Seven key swing states will determine the outcome of the presidential election this year. One spot on the map that almost certainly won’t is the Bay Area, where Democratic candidates have won all of the region’s nine counties in every presidential race since 1988.
And yet, while the politics of the Bay Area ostensibly couldn’t matter less to this race, in a lot of ways, they’ve never mattered more.
First, there are the candidates themselves. The presumptive Democratic nominee, Vice President Kamala Harris, would actually mark the Democratic Party’s first Bay Area presidential candidate in a general election. She would also almost certainly highlight on the campaign trail her career as a former prosecutor who spent more than a decade as San Francisco’s district attorney and California’s attorney general. During that time she not only forged deep connections with tech donors, but also went after tech giants for anticompetitive practices and cyber exploitation.
On the other side of the aisle, she’ll be running against a Republican ticket whose vice presidential nominee, J.D. Vance, was himself a venture capitalist and was effectively handpicked by his old boss and GOP mega donor Peter Thiel. Despite his “hillbilly” bona fides, Vance has staked at least part of his political career on bashing Big Tech, a stance that has made him an unlikely ally of the Biden administration’s antitrust enforcers.
Then there’s the money. Though tech’s billions have flowed into presidential politics for years, Silicon Valley’s donors have rarely focused so squarely on local grievances to explain their reason for giving. And yet, over the past few months, a small, but growing list of venture capitalists and tech executives has made a very public rightward shift toward former president Trump, and has repeatedly pointed to problems in their own backyard to explain that shift. During his remarks at the Republican National Convention earlier this month, investor and Trump booster David Sacks, for one, blamed “Democrat rule” for turning San Francisco into “a cesspool of crime, homeless encampments, and open drug use.”
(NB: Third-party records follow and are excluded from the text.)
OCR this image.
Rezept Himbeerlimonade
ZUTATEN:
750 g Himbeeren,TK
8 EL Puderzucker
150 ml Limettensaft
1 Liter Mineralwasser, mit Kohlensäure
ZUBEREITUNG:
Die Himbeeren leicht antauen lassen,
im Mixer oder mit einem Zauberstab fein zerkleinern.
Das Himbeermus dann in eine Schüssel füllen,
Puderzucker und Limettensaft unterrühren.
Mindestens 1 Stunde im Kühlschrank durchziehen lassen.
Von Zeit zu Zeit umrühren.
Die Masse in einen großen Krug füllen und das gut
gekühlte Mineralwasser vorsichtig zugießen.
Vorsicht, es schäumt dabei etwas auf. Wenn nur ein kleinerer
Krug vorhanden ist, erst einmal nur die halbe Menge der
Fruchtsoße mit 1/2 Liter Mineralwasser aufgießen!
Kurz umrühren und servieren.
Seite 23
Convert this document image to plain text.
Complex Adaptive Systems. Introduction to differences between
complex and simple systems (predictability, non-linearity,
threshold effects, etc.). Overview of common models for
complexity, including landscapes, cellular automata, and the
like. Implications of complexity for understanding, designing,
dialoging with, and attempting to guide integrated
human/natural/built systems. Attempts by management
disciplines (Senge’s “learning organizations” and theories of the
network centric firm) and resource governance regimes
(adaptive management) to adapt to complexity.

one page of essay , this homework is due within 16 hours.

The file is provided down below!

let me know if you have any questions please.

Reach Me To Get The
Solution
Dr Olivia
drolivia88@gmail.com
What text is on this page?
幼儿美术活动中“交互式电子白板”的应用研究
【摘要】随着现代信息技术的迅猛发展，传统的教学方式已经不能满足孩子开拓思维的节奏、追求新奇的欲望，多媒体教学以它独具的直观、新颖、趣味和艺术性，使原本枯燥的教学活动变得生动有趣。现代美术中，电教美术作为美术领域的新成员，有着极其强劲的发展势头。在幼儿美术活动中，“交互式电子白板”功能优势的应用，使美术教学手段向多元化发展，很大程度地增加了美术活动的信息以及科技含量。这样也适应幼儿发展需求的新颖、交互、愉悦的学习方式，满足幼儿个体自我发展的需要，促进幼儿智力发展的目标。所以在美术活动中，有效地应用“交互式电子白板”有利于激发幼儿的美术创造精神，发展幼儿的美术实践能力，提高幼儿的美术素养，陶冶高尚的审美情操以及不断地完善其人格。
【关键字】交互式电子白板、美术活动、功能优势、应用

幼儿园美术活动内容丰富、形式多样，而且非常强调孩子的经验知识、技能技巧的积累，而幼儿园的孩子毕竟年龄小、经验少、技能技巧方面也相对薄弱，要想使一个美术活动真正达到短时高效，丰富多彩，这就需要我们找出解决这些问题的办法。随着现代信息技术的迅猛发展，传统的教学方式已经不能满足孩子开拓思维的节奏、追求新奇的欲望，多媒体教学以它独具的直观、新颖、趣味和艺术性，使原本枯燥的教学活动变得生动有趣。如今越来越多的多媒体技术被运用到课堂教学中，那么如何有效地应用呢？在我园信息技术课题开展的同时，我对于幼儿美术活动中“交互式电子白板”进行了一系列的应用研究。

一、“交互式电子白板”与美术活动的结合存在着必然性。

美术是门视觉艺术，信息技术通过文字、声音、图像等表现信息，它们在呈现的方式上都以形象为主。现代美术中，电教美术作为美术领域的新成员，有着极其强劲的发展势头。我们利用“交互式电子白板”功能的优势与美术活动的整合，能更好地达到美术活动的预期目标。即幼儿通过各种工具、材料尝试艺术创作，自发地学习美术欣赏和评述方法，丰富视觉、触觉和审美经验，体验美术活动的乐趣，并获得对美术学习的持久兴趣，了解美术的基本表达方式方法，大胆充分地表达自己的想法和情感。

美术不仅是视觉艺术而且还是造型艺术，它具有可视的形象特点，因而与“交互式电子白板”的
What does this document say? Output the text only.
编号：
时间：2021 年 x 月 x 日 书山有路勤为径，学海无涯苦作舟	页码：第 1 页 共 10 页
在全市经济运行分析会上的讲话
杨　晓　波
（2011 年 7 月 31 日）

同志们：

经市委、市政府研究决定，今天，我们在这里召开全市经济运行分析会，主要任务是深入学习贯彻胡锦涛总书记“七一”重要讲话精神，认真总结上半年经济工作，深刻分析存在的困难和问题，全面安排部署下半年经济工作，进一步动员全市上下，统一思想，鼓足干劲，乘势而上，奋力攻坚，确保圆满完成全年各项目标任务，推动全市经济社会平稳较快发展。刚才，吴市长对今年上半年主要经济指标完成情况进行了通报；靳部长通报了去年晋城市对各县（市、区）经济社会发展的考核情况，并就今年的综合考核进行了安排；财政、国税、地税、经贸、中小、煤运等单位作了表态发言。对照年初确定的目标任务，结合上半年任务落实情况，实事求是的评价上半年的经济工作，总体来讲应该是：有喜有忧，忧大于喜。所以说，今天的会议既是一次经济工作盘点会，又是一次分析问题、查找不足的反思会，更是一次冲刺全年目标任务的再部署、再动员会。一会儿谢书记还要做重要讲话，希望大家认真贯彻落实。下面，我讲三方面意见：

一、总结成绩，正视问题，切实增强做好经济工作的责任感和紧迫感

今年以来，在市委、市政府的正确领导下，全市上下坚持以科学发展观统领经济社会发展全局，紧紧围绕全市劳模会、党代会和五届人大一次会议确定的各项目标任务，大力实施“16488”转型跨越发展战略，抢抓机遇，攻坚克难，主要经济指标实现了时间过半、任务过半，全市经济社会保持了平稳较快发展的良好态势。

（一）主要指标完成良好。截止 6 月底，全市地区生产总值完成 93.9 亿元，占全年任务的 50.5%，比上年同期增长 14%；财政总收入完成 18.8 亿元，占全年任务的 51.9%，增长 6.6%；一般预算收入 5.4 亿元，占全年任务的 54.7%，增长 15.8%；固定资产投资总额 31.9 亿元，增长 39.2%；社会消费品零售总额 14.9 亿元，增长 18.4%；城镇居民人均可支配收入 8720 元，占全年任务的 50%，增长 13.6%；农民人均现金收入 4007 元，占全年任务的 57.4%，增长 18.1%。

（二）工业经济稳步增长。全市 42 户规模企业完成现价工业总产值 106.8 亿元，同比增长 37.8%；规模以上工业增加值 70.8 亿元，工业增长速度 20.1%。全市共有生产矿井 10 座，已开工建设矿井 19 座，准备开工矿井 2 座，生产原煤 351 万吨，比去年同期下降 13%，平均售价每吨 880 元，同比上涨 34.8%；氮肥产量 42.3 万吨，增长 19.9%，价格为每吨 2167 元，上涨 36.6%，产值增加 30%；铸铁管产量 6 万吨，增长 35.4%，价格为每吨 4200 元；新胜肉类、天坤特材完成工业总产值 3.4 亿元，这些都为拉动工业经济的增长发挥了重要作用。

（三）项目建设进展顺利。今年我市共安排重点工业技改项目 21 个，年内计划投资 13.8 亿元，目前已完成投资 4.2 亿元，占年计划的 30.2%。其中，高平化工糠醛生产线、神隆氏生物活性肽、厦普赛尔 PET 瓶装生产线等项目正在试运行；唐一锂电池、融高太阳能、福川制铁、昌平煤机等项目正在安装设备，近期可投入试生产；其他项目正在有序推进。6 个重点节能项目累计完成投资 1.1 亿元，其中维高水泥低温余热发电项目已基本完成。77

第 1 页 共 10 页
It may seem unusual for San Francisco to serve as a proxy in the battle for the White House, but this moment was a long time coming. The group of investors and tech executives now backing Trump—including Sacks and his podcasting cohost Chamath Palihapitiya—includes some of the same people who have, for years, been leading the crusade against what they perceive to be the Bay Area’s “woke” politics. They blame progressive policies for issues of homelessness, drug use, and crime in the city, though data suggests homelessness and crime are now at 10-year lows.
Still, it’s this thinking that motivated the very real (if short-lived for some) tech exodus from San Francisco during the early days of COVID, drove the unsuccessful recall campaign against Governor Gavin Newsom, and fueled the successful one against former San Francisco District Attorney Chesa Boudin. Anger over COVID-19 lockdowns supposedly prompted Elon Musk to move Tesla’s headquarters to Texas, while fury over another new law regarding trans students’ privacy is now inspiring him to do the same with SpaceX and X.
Through these local battles, Musk and others have framed San Francisco, which last elected a Republican mayor in the 1960s, as a stand-in for all that’s wrong with Democratic policies. They’ve cast the city—and therefore, Democrats who run the city—as light on crime and obsessed with DEI (talking points that graft easily onto a campaign like Trump’s). Given how much money these executives are poised to spend supporting the Republican ticket, it’s little wonder voters this year may hear as much about the liberal bastion of San Francisco as, say, an old industrial swing state town like Scranton.
Having a Democratic nominee who hails from and launched her political career in the Bay Area makes this doubly true. Harris’s history in the region means she has her own connections to Democratic mega donors, many of whom have already endorsed her. While Harris will undoubtedly run on the Biden administration’s record—which includes plenty of red meat for the tech set including historic investments in semiconductor development and broadband infrastructure—she’s also emphasized her time as a prosecutor in California. “I took on perpetrators of all kinds,” she told campaign staff in a speech this week in Wilmington. “So hear me when I say: I know Donald Trump’s type.”
As Harris’s record in San Francisco gets litigated over the course of her campaign, it could also complicate Republican efforts to tie her to San Francisco of the past few years. As DA, Harris did stake out some firmly progressive stances, like opposing the death penalty, but was otherwise moderate when it came to cracking down on crime. That may not go over big with her party’s left flank, but it already seems to be appealing to some of the tech leaders who led the fight to oust the city’s progressive prosecutor, Boudin, not long ago. “Top Cop Kamala Harris can actually win,” Y Combinator’s CEO Garry Tan wrote on X this week, pointing to a 2013 speech Harris gave, in which she emphasized the need to punish violent offenders in the city. “She warned us but SF didn’t listen.”
In a race that will come down to the decisions of voters in Pennsylvania, Wisconsin, Michigan, North Carolina, Georgia, Nevada, and Arizona, spending any time focusing on a solidly blue city that bears no economic or cultural relevance to any of those places may seem bizarre. Then again, is there anything about this election that hasn’t been?